Infrared Sear Control Without Overcooking the Center
Feb 15, 2026•2 min read
Understand what infrared does differently Infrared can produce rapid surface reactions that lock in moisture, but only when distance and dwell time are managed with intent. If you treat every cut identically, you get beautiful color with inconsistent internal doneness.
Char Grill uses inverted, overhead ceramic infrared burners in an anti-flare layout, so rendered fat drops away instead of igniting beneath the grate.
Use height as your primary precision tool Short, intense exposure near the burners builds immediate crust for thinner cuts. Thicker cuts benefit from staged distance changes that combine radiant impact with controlled finishing. Movement between levels should be planned, not reactive.

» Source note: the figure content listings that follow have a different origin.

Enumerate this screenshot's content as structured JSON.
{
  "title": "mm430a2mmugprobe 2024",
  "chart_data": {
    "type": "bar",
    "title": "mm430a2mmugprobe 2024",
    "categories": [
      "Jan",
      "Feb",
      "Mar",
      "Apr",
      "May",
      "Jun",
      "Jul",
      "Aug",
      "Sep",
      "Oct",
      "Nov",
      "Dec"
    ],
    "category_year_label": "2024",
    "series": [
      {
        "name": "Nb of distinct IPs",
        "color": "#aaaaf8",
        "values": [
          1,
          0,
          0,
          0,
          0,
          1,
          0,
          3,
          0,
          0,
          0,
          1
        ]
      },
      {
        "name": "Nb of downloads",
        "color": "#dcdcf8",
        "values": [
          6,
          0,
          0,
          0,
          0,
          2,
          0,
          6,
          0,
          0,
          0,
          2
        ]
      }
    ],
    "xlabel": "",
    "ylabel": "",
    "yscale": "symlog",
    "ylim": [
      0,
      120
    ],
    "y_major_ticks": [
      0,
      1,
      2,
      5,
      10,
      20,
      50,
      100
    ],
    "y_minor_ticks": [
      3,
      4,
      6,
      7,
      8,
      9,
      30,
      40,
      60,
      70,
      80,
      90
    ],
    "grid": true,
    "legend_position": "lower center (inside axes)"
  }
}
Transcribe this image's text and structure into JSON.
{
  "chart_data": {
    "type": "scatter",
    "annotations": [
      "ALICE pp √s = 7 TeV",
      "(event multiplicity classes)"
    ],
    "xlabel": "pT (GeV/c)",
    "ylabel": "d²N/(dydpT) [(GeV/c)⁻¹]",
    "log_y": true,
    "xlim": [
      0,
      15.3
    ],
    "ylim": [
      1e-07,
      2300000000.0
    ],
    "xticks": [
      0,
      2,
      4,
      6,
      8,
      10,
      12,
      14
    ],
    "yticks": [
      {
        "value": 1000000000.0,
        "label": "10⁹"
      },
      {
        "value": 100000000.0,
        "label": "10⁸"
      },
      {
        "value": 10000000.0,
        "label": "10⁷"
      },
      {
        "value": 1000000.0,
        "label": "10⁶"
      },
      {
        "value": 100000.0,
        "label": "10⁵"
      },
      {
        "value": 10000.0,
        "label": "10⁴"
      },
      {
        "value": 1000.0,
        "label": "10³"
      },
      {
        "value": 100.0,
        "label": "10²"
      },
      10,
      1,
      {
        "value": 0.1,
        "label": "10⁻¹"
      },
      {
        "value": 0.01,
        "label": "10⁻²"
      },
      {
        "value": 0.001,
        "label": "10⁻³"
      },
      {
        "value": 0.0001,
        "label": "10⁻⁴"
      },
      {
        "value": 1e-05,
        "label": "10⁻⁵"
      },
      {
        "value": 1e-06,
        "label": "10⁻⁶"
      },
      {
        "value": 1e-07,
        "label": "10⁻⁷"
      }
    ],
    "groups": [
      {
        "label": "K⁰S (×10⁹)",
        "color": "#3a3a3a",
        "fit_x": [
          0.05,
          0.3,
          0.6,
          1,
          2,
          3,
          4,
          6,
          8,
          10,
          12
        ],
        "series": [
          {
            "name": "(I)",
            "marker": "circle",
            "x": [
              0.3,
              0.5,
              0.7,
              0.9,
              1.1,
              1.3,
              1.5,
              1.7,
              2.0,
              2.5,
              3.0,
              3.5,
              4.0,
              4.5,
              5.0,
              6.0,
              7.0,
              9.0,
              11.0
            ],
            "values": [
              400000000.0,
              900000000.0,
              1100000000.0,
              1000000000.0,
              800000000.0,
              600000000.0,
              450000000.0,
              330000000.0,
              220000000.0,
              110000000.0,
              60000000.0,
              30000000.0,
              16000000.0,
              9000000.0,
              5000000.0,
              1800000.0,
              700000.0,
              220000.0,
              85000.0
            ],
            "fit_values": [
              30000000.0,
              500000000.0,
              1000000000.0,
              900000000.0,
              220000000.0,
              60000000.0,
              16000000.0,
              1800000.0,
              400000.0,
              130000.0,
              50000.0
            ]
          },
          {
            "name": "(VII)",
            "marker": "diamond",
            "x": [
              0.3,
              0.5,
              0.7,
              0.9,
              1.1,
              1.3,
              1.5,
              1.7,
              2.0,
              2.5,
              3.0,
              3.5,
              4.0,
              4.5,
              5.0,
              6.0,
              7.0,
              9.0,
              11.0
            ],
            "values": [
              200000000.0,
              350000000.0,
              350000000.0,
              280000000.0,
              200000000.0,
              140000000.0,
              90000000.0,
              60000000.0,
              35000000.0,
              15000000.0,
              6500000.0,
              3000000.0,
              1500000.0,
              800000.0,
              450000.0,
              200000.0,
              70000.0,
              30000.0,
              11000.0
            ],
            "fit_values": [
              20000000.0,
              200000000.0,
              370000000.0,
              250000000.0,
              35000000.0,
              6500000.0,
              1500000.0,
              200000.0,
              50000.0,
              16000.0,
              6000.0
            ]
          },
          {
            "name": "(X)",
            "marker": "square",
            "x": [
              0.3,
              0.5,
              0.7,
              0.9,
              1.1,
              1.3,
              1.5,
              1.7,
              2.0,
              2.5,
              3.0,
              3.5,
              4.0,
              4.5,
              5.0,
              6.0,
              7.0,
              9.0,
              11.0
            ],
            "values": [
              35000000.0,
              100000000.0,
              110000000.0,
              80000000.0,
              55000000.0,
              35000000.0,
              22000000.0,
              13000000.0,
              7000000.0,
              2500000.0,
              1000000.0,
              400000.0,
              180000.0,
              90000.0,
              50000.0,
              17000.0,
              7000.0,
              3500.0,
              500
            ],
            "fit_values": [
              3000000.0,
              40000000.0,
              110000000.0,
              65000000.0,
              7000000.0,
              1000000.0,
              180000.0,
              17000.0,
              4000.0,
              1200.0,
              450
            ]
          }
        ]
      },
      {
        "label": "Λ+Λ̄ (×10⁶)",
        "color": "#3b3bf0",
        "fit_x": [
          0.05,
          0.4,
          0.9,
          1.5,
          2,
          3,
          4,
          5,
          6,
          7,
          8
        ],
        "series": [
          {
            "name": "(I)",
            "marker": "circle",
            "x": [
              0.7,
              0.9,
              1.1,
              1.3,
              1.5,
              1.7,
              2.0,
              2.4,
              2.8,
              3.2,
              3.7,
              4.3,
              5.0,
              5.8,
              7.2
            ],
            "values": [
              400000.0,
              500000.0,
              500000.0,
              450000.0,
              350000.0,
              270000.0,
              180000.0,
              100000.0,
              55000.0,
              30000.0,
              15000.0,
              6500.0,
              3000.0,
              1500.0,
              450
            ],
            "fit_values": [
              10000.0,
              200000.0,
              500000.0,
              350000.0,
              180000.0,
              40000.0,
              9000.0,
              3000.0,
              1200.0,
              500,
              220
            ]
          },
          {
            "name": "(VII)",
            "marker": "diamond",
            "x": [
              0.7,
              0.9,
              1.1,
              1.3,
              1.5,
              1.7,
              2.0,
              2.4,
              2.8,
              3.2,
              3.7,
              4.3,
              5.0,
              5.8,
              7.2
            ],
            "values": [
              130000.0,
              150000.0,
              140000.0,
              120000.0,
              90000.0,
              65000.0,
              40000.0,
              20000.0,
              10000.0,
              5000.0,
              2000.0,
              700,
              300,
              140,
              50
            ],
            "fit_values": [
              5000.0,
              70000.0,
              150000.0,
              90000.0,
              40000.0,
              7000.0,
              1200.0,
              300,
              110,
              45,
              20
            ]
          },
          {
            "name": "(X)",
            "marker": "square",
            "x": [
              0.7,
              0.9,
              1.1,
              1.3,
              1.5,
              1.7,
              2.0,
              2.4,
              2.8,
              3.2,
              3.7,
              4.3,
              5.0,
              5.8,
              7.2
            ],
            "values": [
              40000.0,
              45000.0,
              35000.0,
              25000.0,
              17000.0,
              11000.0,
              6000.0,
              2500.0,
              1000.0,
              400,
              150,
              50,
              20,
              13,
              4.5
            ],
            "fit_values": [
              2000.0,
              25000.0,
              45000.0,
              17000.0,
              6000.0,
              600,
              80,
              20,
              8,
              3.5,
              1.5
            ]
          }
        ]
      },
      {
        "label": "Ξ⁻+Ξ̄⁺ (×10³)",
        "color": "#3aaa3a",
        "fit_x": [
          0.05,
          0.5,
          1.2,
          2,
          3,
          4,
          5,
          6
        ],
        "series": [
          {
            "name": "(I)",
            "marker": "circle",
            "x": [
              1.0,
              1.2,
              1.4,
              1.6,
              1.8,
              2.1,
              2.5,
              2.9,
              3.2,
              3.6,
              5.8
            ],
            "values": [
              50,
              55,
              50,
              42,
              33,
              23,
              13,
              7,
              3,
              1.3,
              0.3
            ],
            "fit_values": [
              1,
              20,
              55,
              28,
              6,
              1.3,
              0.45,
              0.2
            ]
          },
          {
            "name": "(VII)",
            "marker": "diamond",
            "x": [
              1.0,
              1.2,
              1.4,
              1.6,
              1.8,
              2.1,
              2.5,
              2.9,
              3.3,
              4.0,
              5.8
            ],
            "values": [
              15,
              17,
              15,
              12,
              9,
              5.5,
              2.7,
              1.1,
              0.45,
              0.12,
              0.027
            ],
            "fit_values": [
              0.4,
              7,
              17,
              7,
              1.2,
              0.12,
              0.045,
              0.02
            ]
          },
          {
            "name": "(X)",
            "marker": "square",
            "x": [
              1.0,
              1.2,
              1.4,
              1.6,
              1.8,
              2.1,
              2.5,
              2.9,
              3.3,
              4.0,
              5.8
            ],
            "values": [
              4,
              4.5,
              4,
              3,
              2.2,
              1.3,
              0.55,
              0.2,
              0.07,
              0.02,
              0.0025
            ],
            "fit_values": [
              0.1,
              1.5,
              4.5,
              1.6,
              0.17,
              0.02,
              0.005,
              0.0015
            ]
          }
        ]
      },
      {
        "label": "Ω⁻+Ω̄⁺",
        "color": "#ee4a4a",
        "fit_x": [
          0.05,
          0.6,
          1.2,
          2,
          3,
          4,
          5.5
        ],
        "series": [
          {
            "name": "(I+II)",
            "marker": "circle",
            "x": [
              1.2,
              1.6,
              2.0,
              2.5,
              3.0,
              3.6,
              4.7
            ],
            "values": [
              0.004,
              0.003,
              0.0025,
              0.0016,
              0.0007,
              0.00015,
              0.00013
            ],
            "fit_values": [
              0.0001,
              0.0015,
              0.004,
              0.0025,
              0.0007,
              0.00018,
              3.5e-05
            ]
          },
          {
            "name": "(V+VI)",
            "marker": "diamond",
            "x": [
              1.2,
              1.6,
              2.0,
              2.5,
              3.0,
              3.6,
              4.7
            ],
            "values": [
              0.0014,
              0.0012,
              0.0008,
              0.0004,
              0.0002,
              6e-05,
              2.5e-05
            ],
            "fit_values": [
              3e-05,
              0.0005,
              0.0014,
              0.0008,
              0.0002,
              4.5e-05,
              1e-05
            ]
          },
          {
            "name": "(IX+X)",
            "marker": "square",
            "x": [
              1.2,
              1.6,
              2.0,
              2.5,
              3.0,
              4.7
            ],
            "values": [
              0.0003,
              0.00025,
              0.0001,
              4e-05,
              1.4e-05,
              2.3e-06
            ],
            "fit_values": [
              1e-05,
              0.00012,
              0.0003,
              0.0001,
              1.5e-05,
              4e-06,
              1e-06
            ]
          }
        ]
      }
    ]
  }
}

It reaches over 800C rapidly and pairs that heat with a 6-level height system, allowing you to switch from aggressive sear to gentler finishing geometry.
Manage fat behavior for clean flavor Anti-flare geometry allows you to push heat while avoiding acrid flare smoke. That gives you room to focus on Maillard quality and timing rather than emergency correction.
The result is cleaner flavor, tighter control, and a service rhythm that can move from thin premium cuts to thicker proteins and vegetables without chaos.
Fast-turn sear controls - Match starting height to cut thickness before ignition. - Define target crust color and internal endpoint in advance. - Use brief resting intervals to stabilize carryover cooking. - Finish with intent: avoid overworking after peak crust moment.
When each pass has a purpose, high heat becomes a precision instrument instead of a blunt force method.